Комета

 Знает лишь время,

Сколько дорог мне пройти

Чтоб достичь счастья.

Басё

 

«Какая-то ты дёрганная, нервная вся, неуживчивая ни разу, чего тебе не хватает-то, вон какого парня отхватила, всем на зависть, всё у ней есть, дом целый им отдали, да в твои–то годы я о таком и мечтать боялась» — выговаривает мне Васькина бабка, что и понятно, любит она безмерно своего внука, не видит никого и ничего кроме него. И снова я выслушиваю, как она всю себя в него вложила, да какого хорошего парня вырастила, да без матери, без отца, бабулин любимчик, помощник, умница, профессию получил, после армии бизнесом занялся, только одно с ним несчастье, со мной ему не повезло. Разворачиваюсь уйти и ощущаю, как впивается в меня её клюкастый взгляд, да так впивается, что я готова уже поверить, что это я, а не он, её безупречный внучок, создаю видимость кипучей деятельности, а на самом деле ищу на кого-бы мне всю ответственность переложить, чтобы самой ни хрена не делать, вон лучше с пацанами перекурить, потом набухаться, ну и к белобрысой дочке тётьтани на чаёк до утра заглянуть, она морали читать точно не будет.

Мы с Васьком стали как две хищные рыбы в тесной банке, только увидим друг друга, начинаем злобно вращать глазами и всё молчком. Я перестала надеяться, что мы когда-нибудь привыкнем друг к другу, привьёмся (его словечко), мы скорее, как та дичка с привитой к ней культуркой на вспоротой прошлогодними морозами яблоне, так и будет болеть пока ещё одна зима её окончательно не доконает.

Только лето началось, я на чердак перебралась, устроила себе кубло на прошлогодней соломе, накидала сверху подушек, даже цветастый матрас от злости умудрилась туда затолкать. Подолгу теперь смотрю как исчезает в сумерках усыпанный жёлтой льнянкой покос, бледнеет молодой зарастающий сад, ныряют в темноту соседские крыши освобождая место над горизонтом летним созвездиям.

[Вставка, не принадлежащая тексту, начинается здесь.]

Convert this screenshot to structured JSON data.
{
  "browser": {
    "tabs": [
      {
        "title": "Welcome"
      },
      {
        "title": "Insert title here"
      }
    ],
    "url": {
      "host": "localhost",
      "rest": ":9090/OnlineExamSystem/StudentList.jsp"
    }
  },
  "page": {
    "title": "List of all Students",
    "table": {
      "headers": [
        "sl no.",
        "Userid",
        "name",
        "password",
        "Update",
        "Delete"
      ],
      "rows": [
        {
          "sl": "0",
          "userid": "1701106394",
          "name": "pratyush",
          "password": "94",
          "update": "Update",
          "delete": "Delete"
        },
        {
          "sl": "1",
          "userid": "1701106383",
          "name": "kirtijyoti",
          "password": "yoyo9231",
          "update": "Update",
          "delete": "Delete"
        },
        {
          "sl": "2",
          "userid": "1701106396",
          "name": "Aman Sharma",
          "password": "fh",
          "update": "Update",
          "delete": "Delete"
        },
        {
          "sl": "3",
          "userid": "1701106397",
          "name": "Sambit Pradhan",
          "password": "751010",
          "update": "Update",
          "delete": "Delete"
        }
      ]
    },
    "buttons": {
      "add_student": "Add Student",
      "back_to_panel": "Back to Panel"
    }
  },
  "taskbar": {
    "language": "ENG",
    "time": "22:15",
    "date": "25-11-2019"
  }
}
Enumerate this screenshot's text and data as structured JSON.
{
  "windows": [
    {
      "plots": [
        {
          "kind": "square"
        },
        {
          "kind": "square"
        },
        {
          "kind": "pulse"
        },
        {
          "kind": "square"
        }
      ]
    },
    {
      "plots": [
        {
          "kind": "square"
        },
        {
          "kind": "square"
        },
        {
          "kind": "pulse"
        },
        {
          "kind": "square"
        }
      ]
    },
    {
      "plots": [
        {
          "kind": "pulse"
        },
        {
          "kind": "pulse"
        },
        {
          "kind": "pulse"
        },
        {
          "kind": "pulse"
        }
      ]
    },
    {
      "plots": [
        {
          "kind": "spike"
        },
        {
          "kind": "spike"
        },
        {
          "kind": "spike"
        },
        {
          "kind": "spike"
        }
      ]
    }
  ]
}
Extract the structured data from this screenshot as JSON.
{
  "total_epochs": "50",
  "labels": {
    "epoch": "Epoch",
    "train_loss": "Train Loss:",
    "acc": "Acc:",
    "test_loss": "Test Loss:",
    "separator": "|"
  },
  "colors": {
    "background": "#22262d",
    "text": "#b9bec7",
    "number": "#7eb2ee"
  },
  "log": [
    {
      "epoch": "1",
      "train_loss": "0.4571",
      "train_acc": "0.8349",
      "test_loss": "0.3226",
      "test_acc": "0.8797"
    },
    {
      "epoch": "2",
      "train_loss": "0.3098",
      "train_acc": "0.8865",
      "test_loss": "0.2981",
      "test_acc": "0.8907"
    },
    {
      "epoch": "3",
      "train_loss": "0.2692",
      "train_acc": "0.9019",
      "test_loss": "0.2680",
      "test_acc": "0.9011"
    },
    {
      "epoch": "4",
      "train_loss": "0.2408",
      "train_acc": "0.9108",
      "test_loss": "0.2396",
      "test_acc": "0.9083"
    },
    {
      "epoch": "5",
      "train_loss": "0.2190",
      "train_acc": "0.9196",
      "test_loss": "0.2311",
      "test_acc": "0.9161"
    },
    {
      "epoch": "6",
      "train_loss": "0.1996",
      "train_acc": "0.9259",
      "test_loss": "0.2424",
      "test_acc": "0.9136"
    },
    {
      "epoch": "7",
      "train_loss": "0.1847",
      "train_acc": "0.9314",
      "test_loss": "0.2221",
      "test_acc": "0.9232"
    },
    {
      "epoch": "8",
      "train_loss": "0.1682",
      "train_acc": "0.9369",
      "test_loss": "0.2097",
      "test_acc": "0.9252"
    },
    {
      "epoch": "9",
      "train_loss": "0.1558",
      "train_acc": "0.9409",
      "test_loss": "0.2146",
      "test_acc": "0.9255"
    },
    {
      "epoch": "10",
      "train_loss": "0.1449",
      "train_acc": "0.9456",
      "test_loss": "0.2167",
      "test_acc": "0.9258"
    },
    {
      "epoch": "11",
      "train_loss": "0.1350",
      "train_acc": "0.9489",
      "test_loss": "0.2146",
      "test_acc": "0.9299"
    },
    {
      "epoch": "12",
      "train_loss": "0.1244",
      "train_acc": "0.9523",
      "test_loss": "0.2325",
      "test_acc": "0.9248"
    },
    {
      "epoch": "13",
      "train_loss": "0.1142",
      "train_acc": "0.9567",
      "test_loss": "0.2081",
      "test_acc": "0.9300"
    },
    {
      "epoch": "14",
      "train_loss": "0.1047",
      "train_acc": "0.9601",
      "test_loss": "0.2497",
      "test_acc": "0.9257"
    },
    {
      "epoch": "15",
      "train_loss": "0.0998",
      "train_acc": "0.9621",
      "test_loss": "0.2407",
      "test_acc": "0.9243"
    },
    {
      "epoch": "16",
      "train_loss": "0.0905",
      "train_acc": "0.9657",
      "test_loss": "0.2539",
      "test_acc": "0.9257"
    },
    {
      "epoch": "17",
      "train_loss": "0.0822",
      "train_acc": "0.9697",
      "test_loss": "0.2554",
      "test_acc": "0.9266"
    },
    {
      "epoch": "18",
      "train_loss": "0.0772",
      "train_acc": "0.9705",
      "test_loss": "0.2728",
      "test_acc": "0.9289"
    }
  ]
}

Вечером я услышала по радио, что грандиозная комета Шумейкера-Леви влетает в атмосферу Юпитера. Спала беспокойно, мерещилось, что вот-вот полетят на меня обломки то ли шальной кометы, то ли гигантской планеты. Ветер разгулялся, собрал над долиной густо-сиреневые облака, раскачивал столбы с проводами, пытался расшатывать гвозди, наспех прибитые Васьком на волнистый шифер. Утром я подорвалась с мыслью, что самое время отправится на встречу с Белухой, не зря я её с чердака каждый день разглядываю.  Если по прямой, то до неё километров семьдесят, хотя в горах прямых путей не бывает. Готовлюсь так, будто в отрытый космос собралась выходить.

«Ты в своём уме, там же медведи, волки, мужики пьяные, чабаны, охотники». «Ты же в горах живёшь, зачем ещё туда ходить, вон на море лучше поезжай, отдохни». «У тебя ни рюкзака, ни спальника, ни палатки. Дождевика даже нет. Тебя кто потом искать будет?». «Ты что, одна собралась, неужели так сложно компанию найти?»

Я иду покупать себе обувь. Базар сплошь уставлен содержимым клетчатых сумок. Подобие кроссовок нашла, тряпочные и на два размера больше. Там же беру пару метров целлофана, таким Васькина бабка огуречные грядки накрывает. С продуктами не густо, пшёнка, бульонные кубики, немного сала и печенье на развес. Зашла по дороге к знакомым художникам, у них на веранде без дела валяется брезентовый вещмешок и тонкое армейское одеяло. Карта — клочок бумаги, сосед нарисовал карандашом примерное направление, говорит «ходил раз туда, когда молодой был, на конях».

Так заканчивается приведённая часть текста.